Posted: 26th Jul 2016

The shouting’s over now and the people of Britain have voted by referendum to cut the country’s ties with – and membership of – the European Union.

The dust has by no means settled yet – the formal Brexit process will take two years even after the UK has formally applied to leave the EU – but this has not stopped many groups and business people from, quite rightly, asking just what Brexit might mean for them.

Early days

Of course it is early days yet – the referendum itself was only held on the 23rd of June and the new Prime Minister Theresa May has said that the formal machinery to begin the UK’s exit from the EU is not expected to start until the New Year (according to a report by the BBC on the 20th of July 2016).

Given the overall uncertainty, however, it might be helpful to consider some of the factors which might affect the fortunes of buy to let landlords and the commentary that is already circulating.

The housing market

Even before the Brexit vote was known, the Association of Residential Letting Agents (ARLA) and the National Association of Estate Agents (NAEA) both predicted a fall in demand for accommodation in the private rented sector and a general fall in house prices following a decision to leave the EU, according to a report in the Guardian newspaper on the 19th of May 2016.

The reasons given was the likely reduction in demand at lower ends of the housing market as fewer immigrants were present and in need of housing. These effects are most likely to be felt in the Greater London area, according to most reports.

The impact on landlords

This view was echoed after the event by a report on the Mortgage Strategy website dated the 15th of July 2016, which suggested that some 40% of landlords were worried about the negative impact on their buy to let businesses, following the vote to leave the EU.

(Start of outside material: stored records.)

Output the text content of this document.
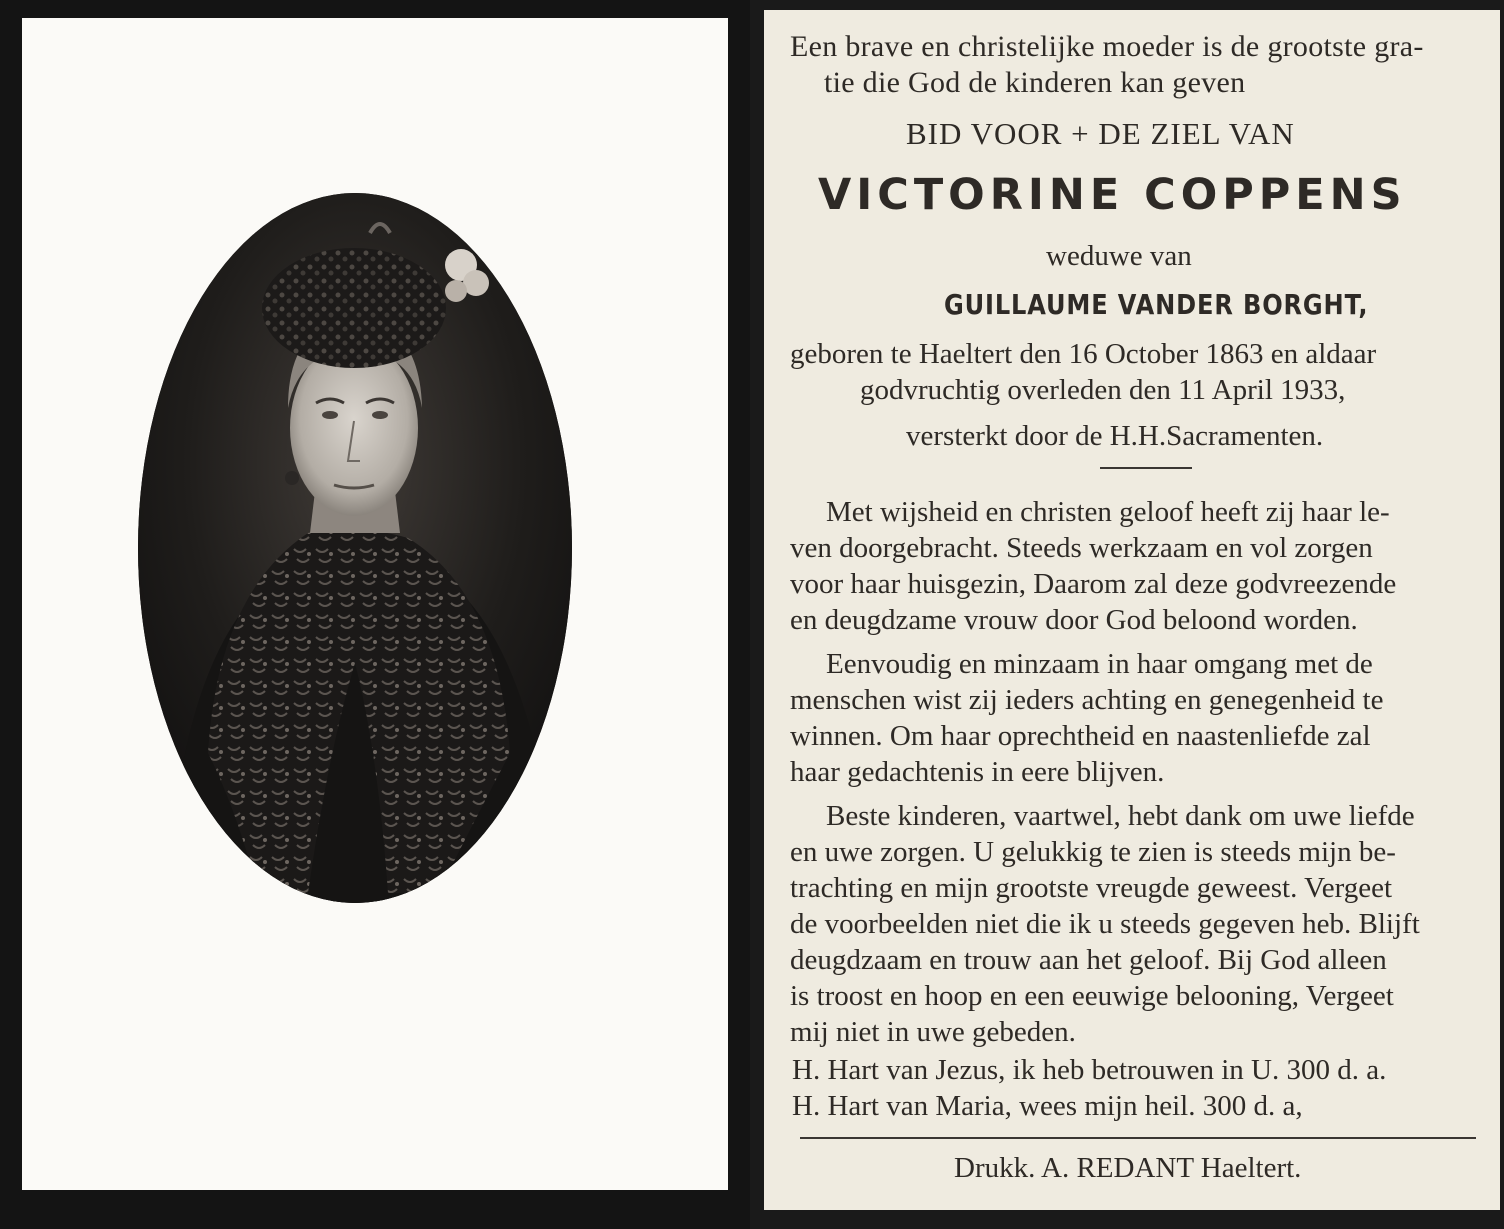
Een brave en christelijke moeder is de grootste gra-
tie die God de kinderen kan geven
BID VOOR + DE ZIEL VAN
VICTORINE COPPENS
weduwe van
GUILLAUME VANDER BORGHT,
geboren te Haeltert den 16 October 1863 en aldaar
godvruchtig overleden den 11 April 1933,
versterkt door de H.H.Sacramenten.
Met wijsheid en christen geloof heeft zij haar le-
ven doorgebracht. Steeds werkzaam en vol zorgen
voor haar huisgezin, Daarom zal deze godvreezende
en deugdzame vrouw door God beloond worden.
Eenvoudig en minzaam in haar omgang met de
menschen wist zij ieders achting en genegenheid te
winnen. Om haar oprechtheid en naastenliefde zal
haar gedachtenis in eere blijven.
Beste kinderen, vaartwel, hebt dank om uwe liefde
en uwe zorgen. U gelukkig te zien is steeds mijn be-
trachting en mijn grootste vreugde geweest. Vergeet
de voorbeelden niet die ik u steeds gegeven heb. Blijft
deugdzaam en trouw aan het geloof. Bij God alleen
is troost en hoop en een eeuwige belooning, Vergeet
mij niet in uwe gebeden.
H. Hart van Jezus, ik heb betrouwen in U. 300 d. a.
H. Hart van Maria, wees mijn heil. 300 d. a,
Drukk. A. REDANT Haeltert.
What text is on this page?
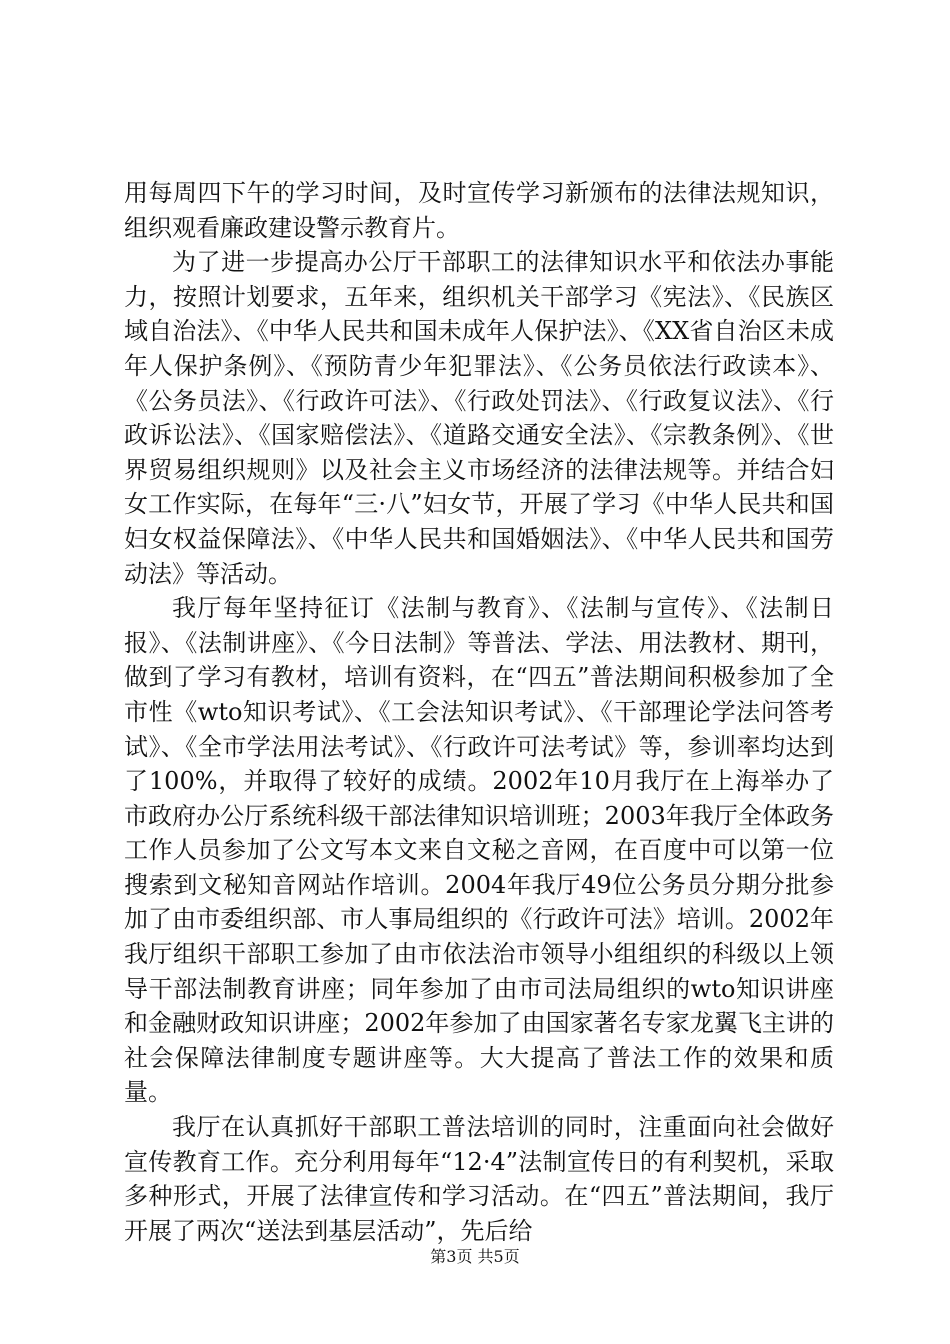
用每周四下午的学习时间，及时宣传学习新颁布的法律法规知识，组织观看廉政建设警示教育片。

为了进一步提高办公厅干部职工的法律知识水平和依法办事能力，按照计划要求，五年来，组织机关干部学习《宪法》、《民族区域自治法》、《中华人民共和国未成年人保护法》、《XX省自治区未成年人保护条例》、《预防青少年犯罪法》、《公务员依法行政读本》、《公务员法》、《行政许可法》、《行政处罚法》、《行政复议法》、《行政诉讼法》、《国家赔偿法》、《道路交通安全法》、《宗教条例》、《世界贸易组织规则》以及社会主义市场经济的法律法规等。并结合妇女工作实际，在每年“三·八”妇女节，开展了学习《中华人民共和国妇女权益保障法》、《中华人民共和国婚姻法》、《中华人民共和国劳动法》等活动。

我厅每年坚持征订《法制与教育》、《法制与宣传》、《法制日报》、《法制讲座》、《今日法制》等普法、学法、用法教材、期刊，做到了学习有教材，培训有资料，在“四五”普法期间积极参加了全市性《wto知识考试》、《工会法知识考试》、《干部理论学法问答考试》、《全市学法用法考试》、《行政许可法考试》等，参训率均达到了100%，并取得了较好的成绩。2002年10月我厅在上海举办了市政府办公厅系统科级干部法律知识培训班；2003年我厅全体政务工作人员参加了公文写本文来自文秘之音网，在百度中可以第一位搜索到文秘知音网站作培训。2004年我厅49位公务员分期分批参加了由市委组织部、市人事局组织的《行政许可法》培训。2002年我厅组织干部职工参加了由市依法治市领导小组组织的科级以上领导干部法制教育讲座；同年参加了由市司法局组织的wto知识讲座和金融财政知识讲座；2002年参加了由国家著名专家龙翼飞主讲的社会保障法律制度专题讲座等。大大提高了普法工作的效果和质量。

我厅在认真抓好干部职工普法培训的同时，注重面向社会做好宣传教育工作。充分利用每年“12·4”法制宣传日的有利契机，采取多种形式，开展了法律宣传和学习活动。在“四五”普法期间，我厅开展了两次“送法到基层活动”，先后给

第3页 共5页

Fewer migrants from the EU means a smaller pool of prospective tenants, according to one respondent, so more properties were likely to be empty and landlords might struggle for longer to find tenants. A period of general uncertainty about the availability and cost of buy to let mortgages, taxation and the performance of the construction industry were also mentioned as areas of particular concern.

But the picture is by no means clear, with landlords as apparently divided as the electorate as a whole about the pros and cons of remaining in or leaving the EU. Some 43% of landlords maintained a positive outlook, in the belief that the decision to leave the EU would have little or no effect on their buy to let businesses.

Buy to let mortgages

The availability and cost of buy to let mortgages is, of course, a major concern for prospective and existing landlords – especially after the announcement last year that tax relief on the interest paid for such mortgages is to be phased out by 2017.

In terms of the market’s response to Brexit, however, it might be helpful to look to Specialist Lending Solutions for some of the more immediate consequences. In a report dated the 4th of July 2016, for instance, these specialist lenders referred to recent movements in the interest rate coverage (IRC).

The IRC combines both debt ratios and profitability ratios of lending on buy to let mortgages. It is used to assess how easily an applicant landlord is able to pay the interest on an outstanding buy to let mortgage. The IRC is calculated by dividing total rental income (before interest and taxes) during a specified period by the amount the landlord needs to pay in interest over the same period.

According to Specialist Lending Solutions, this IRC may be moving towards a percentage of 145%. The effect of this is likely to be that buy to let landlords in future may need to put down an average of 40% by way of deposit when purchasing buy to let properties in major cities across the country.

In some cities the size of the required deposit may be even higher. Worcester, Cambridge and Chichester received particular mentions with likely requirements for deposits of 61%, 60% and 59% respectively.

If the move towards 145% IRCs is confirmed, this is likely to lead to considerable difficulties for many individuals to enter the buy to let market and may even force some existing landlords to sell up.

Finally, however, it must be repeated that the eventual, lasting impact of Brexit on buy to let landlords, at the moment remains unknown. Some of the indicators may be pessimistic, yet there might still be room for optimism. Time will tell.